Attorney General: The Honorable Jesse M. Frankl, Workers'Compensation Commission, 1993-029 Formal Opinion, Attorney General of Connecticut

Attorney General's Opinion

Attorney General, Richard Blumenthal

September 22, 1993

The Honorable Jesse M. Frankl
Chairman
Workers' Compensation Commission
1890 Dixwell Avenue
Hamden, CT 06514

Dear Chairman Frankl:

This is in response to your letter dated July 23, 1993, wherein you asked our opinion concerning the application of Public Act 93-288 (the Act) to cost of living adjustments (COLAs) for certain injured employees and their dependants. In your letter you indicate that "[a]pparently P.A. 93-228 eliminates COLAs for injuries occurring after July 1, 1993." You then state that "it appears that COLAs prior to July 1, 1993 should continue" for those receiving benefits before July 1, 1993. You specifically request us to advise you, assuming your analysis concerning COLAs is correct, as to what mechanism you should use to determine the COLA for October 1, 1993.

It is our opinion that the Act does eliminate COLAs for those injuries which occur on or after July 1, 1993, while preserving the COLAs for those injuries which occurred prior to that date. For those persons receiving the COLAs, the COLAs should be determined in the same manner they were determined under prior law.

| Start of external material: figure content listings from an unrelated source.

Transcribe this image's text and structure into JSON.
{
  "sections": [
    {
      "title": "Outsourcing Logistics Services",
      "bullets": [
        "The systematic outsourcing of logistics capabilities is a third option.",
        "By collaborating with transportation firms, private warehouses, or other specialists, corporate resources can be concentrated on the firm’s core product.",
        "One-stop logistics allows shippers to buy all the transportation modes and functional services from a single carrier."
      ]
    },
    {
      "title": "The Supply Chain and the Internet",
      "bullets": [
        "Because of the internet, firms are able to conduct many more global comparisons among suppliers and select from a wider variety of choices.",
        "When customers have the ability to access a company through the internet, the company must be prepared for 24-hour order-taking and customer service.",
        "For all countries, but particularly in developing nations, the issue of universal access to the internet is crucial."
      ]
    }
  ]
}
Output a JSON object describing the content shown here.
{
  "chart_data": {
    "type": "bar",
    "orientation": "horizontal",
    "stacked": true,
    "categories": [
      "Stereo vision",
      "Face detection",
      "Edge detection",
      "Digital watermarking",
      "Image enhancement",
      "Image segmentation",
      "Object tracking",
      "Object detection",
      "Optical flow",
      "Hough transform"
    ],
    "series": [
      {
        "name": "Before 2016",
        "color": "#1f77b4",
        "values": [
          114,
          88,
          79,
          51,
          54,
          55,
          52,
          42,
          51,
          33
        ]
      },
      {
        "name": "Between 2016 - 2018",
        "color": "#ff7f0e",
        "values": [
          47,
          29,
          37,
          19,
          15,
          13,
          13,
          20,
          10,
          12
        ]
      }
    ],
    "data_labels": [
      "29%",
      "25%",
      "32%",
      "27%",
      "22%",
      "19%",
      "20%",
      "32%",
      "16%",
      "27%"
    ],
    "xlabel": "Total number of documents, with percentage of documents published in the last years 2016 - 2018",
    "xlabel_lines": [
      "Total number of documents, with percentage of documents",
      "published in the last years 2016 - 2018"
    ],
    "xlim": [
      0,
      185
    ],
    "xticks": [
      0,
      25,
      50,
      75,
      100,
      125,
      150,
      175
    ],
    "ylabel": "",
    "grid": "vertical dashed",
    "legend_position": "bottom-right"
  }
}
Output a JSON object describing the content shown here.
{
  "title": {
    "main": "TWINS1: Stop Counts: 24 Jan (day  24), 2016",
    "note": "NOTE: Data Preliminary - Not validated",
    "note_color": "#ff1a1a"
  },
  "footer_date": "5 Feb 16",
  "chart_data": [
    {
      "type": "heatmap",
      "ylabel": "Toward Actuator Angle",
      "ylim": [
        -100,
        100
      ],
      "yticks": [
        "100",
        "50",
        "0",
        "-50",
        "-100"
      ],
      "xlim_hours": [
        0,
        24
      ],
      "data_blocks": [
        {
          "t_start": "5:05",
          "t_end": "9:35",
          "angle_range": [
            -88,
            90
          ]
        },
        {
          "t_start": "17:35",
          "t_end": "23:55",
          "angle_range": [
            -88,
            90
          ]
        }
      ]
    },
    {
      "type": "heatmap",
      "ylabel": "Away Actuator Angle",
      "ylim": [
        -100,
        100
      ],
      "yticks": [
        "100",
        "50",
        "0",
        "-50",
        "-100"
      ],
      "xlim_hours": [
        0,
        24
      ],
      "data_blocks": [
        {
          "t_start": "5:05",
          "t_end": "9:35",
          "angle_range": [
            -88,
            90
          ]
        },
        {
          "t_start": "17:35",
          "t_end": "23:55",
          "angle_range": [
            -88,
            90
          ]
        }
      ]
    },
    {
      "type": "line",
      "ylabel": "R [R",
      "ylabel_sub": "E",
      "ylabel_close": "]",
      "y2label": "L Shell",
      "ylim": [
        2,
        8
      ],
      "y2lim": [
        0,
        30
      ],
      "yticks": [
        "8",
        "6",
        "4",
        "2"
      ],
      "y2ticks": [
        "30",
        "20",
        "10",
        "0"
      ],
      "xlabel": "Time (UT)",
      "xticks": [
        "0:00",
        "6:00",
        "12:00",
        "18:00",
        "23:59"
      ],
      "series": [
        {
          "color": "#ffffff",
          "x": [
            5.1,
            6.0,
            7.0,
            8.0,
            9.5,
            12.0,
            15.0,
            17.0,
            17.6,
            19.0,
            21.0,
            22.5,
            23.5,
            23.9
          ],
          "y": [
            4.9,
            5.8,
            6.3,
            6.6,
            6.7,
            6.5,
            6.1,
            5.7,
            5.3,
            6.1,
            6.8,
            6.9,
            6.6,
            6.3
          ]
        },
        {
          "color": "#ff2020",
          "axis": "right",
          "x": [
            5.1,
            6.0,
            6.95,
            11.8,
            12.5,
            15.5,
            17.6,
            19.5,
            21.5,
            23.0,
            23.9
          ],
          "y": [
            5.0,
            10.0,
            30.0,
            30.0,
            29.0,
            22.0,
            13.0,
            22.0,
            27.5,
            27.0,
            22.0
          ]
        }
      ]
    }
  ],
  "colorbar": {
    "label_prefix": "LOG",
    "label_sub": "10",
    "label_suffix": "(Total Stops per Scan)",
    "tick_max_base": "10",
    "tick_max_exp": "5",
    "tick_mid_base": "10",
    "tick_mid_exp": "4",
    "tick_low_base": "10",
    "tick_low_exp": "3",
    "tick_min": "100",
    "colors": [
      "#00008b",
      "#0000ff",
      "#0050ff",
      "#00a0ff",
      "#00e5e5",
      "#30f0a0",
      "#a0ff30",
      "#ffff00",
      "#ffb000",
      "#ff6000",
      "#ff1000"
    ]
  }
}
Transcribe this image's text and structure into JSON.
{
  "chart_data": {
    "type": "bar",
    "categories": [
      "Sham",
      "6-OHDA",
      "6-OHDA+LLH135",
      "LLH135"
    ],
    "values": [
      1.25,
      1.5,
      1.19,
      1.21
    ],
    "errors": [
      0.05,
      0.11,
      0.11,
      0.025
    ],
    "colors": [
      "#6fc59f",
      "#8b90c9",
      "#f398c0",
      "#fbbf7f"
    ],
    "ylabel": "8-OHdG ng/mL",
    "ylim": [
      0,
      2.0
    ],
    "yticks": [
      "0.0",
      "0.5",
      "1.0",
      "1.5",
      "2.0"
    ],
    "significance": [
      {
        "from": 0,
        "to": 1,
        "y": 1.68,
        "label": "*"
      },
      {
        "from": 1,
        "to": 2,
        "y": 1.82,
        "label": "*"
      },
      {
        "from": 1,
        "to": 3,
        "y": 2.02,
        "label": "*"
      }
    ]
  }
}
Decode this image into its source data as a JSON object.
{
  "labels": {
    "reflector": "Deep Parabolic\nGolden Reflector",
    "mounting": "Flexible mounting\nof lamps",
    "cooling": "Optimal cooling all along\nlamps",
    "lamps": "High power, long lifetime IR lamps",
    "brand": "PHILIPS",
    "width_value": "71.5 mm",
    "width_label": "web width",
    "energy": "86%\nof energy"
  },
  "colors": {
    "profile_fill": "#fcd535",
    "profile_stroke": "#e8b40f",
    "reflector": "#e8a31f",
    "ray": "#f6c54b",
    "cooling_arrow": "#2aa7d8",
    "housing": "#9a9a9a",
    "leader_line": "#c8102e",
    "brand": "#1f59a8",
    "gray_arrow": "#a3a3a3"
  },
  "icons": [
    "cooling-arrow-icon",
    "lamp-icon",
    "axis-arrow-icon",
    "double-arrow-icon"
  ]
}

Section 21 of the Act amends 31-309, the statute which determines the maximum compensation rate for injured employees. Pertinent to your question is the language in 21 which states "the weekly compensation received by an injured employee whose injury occurred before July 1, 1993, shall be computed according to the provisions of law in effect at the time of his injury." Since the method of computing COLAs is based on the maximum compensation rate as determined under 31-309, and COLAs are part of the weekly compensation, the COLA determination should also be computed according to the law in effect at the time of injury.1 The Connecticut Supreme Court has long held that "new workers' compensation legislation affecting rights and obligations as between the parties and not specifying otherwise, applied only to those persons who received injuries after the legislation became effective, and not to those injured previously." Iacomacci v. Trumbull, 209 Conn. 219, 222, 550 A.2d 640, (1988). This "date of injury" rule was first referred to in 1916 in Schmidt v. O.K. Baking Co., 90 Conn. 217, 220-21, 96 A.963 (1916), and has been consistently adhered to since that date. See Rossi v. Jackson Co., 120 Conn. 456, 460, 181 A.539 (1935); Farmer v. Bieber-Goodman Corporation, 118 Conn. 299, 301, 172 A.95 (1934); Panico v. Sperry Engineering Co., 113 Conn. 707, 709, 156 A.802 (1931); Preveslin v. Derby & Ansonia Developing Co., 112 Conn. 129, 142, 151 A.518 (1930). See also Chieppo v. Robert E. McMichael, Inc., 169 Conn. 646, 649-50, 363 A.2d 1085 (1975), where the Court acknowledged the existence of the rule although finding it inapplicable to the facts at hand in that case.

Consequently, the COLA for October 1, 1993, should be computed in the same manner that COLAs were computed previously, i.e., by comparing the maximum compensation rates under 31-309 using 150% of the average production wage formula (the law in effect for injuries occurring prior to July 1, 1993) and applying whatever percentage increase there is to the claimant's weekly compensation rate.

Very truly yours,

RICHARD BLUMENTHAL
ATTORNEY GENERAL

William J. McCullough
Assistant Attorney General

RB/WJM/at


1 1. See e.g.31-307a (Rev. 1993) which states in pertinent part:

(a) The weekly compensation rate of each employee entitled to receive compensation under section 31-307 as a result of an injury sustained on or after October 1, 1969, which totally disables the employee continuously or intermittently for any period extending to the following October first or thereafter, shall be adjusted annually as provided in this subsection as of the following October first, and each subsequent October first, to provide the injured employee with a cost-of-living adjustment in his weekly compensation rate as determined as of the date of the injury under section 31-309. If the maximum weekly compensation rate as determined under the provisions of section 31-309, to be effective as of any October first following the date of the injury, is greater than the maximum weekly compensation rate prevailing as of the date the injury, the weekly compensation rate which the injured employee was entitled to receive at the date of injury shall be increased by the percentage of the increase in the maximum weekly compensation rate required by the provisions of section 31-309 from the date of the injury to such October first.